Second-quarter pre-tax profit at the Swiss bank’s Americas brokerage operation totaled $258 million - accounting for roughly 24 percent of UBS AG’s total pre-tax profit during the quarter.
“They’re continuing to invest in the Americas,” said Sophie Schmitt, senior wealth management analyst at Boston-based Aite Group, pointing to the firm’s willingness to spend to hire top advisers whose large client asset pools generate significant revenue for UBS.
“There is a lot of competition in this market, as assets are flowing from traditional wealth management providers to online brokerages and independent registered investment advisers,” Schmitt said. “Firms really need to invest.”
The Swiss bank’s U.S. brokerage business, formed out of the old PaineWebber brokerage and run by former Merrill Lynch wealth chief Robert McCann, said invested assets were $892 billion at the end of the second quarter, up 12 percent from last year.
Managed account assets increased to $273 billion, accounting for 31 percent of total invested assets at the end of June. Higher managed account fees off of those assets helped drive profit growth during the quarter, UBS said.
Revenue per broker at UBS Wealth Management Americas rose to more than $1 million, up 12 percent from $905,000 last year, topping adviser productivity of major competitors.
But even as profit and managed assets rose, net new money generated by existing and new UBS clients in the Americas shrank to $2.8 billion from $9.2 billion in the first quarter. The Americas region includes wealthy clients in the United States, Canada and Latin America.
UBS said the reduction in net inflows during the quarter included client withdrawals of roughly $2.5 billion associated with annual income tax payments, and a reduction in net new money inflows from its Global Family Office, which caters to the ultra-wealthy.
The Swiss bank warned that client confidence and activity levels during the third quarter could be impacted by a lack of resolve to European sovereign debt and banking system issues and U.S. fiscal issues.

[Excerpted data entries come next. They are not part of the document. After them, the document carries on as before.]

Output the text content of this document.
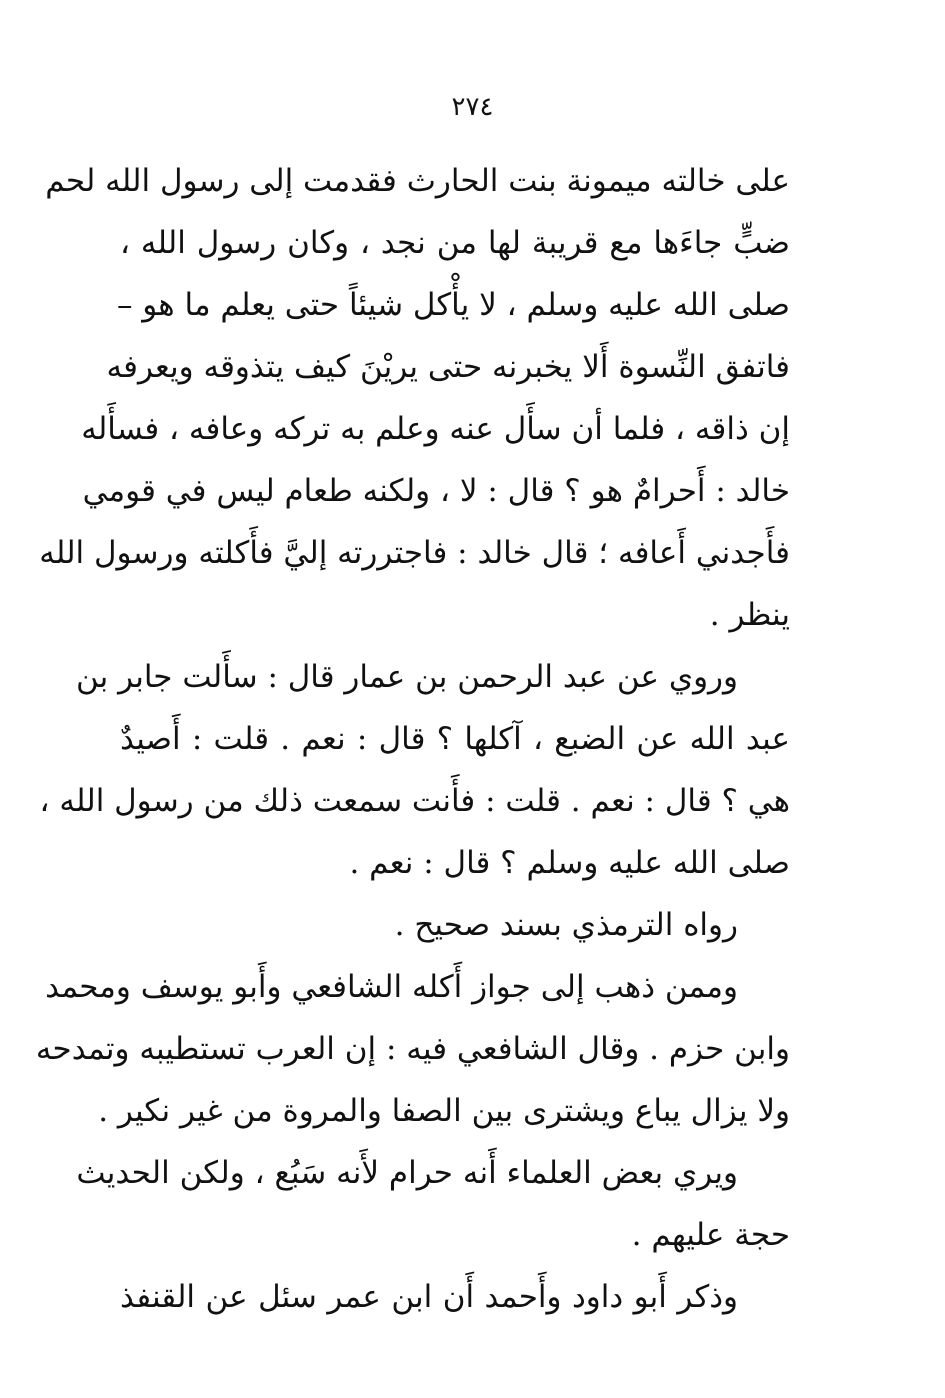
٢٧٤
على خالته ميمونة بنت الحارث فقدمت إلى رسول الله لحم
ضبٍّ جاءَها مع قريبة لها من نجد ، وكان رسول الله ،
صلى الله عليه وسلم ، لا يأْكل شيئاً حتى يعلم ما هو –
فاتفق النِّسوة أَلا يخبرنه حتى يريْنَ كيف يتذوقه ويعرفه
إن ذاقه ، فلما أن سأَل عنه وعلم به تركه وعافه ، فسأَله
خالد : أَحرامٌ هو ؟ قال : لا ، ولكنه طعام ليس في قومي
فأَجدني أَعافه ؛ قال خالد : فاجتررته إليَّ فأَكلته ورسول الله
ينظر .
وروي عن عبد الرحمن بن عمار قال : سأَلت جابر بن
عبد الله عن الضبع ، آكلها ؟ قال : نعم . قلت : أَصيدٌ
هي ؟ قال : نعم . قلت : فأَنت سمعت ذلك من رسول الله ،
صلى الله عليه وسلم ؟ قال : نعم .
رواه الترمذي بسند صحيح .
وممن ذهب إلى جواز أَكله الشافعي وأَبو يوسف ومحمد
وابن حزم . وقال الشافعي فيه : إن العرب تستطيبه وتمدحه
ولا يزال يباع ويشترى بين الصفا والمروة من غير نكير .
ويري بعض العلماء أَنه حرام لأَنه سَبُع ، ولكن الحديث
حجة عليهم .
وذكر أَبو داود وأَحمد أَن ابن عمر سئل عن القنفذ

“This would make improvements in prevailing market conditions unlikely,” UBS said in its quarterly report released on Tuesday. “Together with the seasonal decline in activity levels traditionally associated with the summer holiday season,” those factors could “consequently generate headwinds for revenue growth, net interest margins and net new money.”
The firm’s U.S. brokerage force grew by 34 during the second quarter to 7,099 advisers at the end of June - up 78 from last year.
On that measure UBS lags rival U.S. brokerage firms. - organ Stanley Wealth Management (MS.N) had 16,321 advisers at the end of the second quarter, while Bank of America Corp’s (BAC.N) Merrill Lynch had 14,172 advisers, and Wells Fargo Advisors (WFC.N) had 15,268 advisers.
Financial adviser compensation at UBS rose 18 percent from a year ago to $690 million, while advances and other recruiting commitments added another $171 million in expenses for the quarter.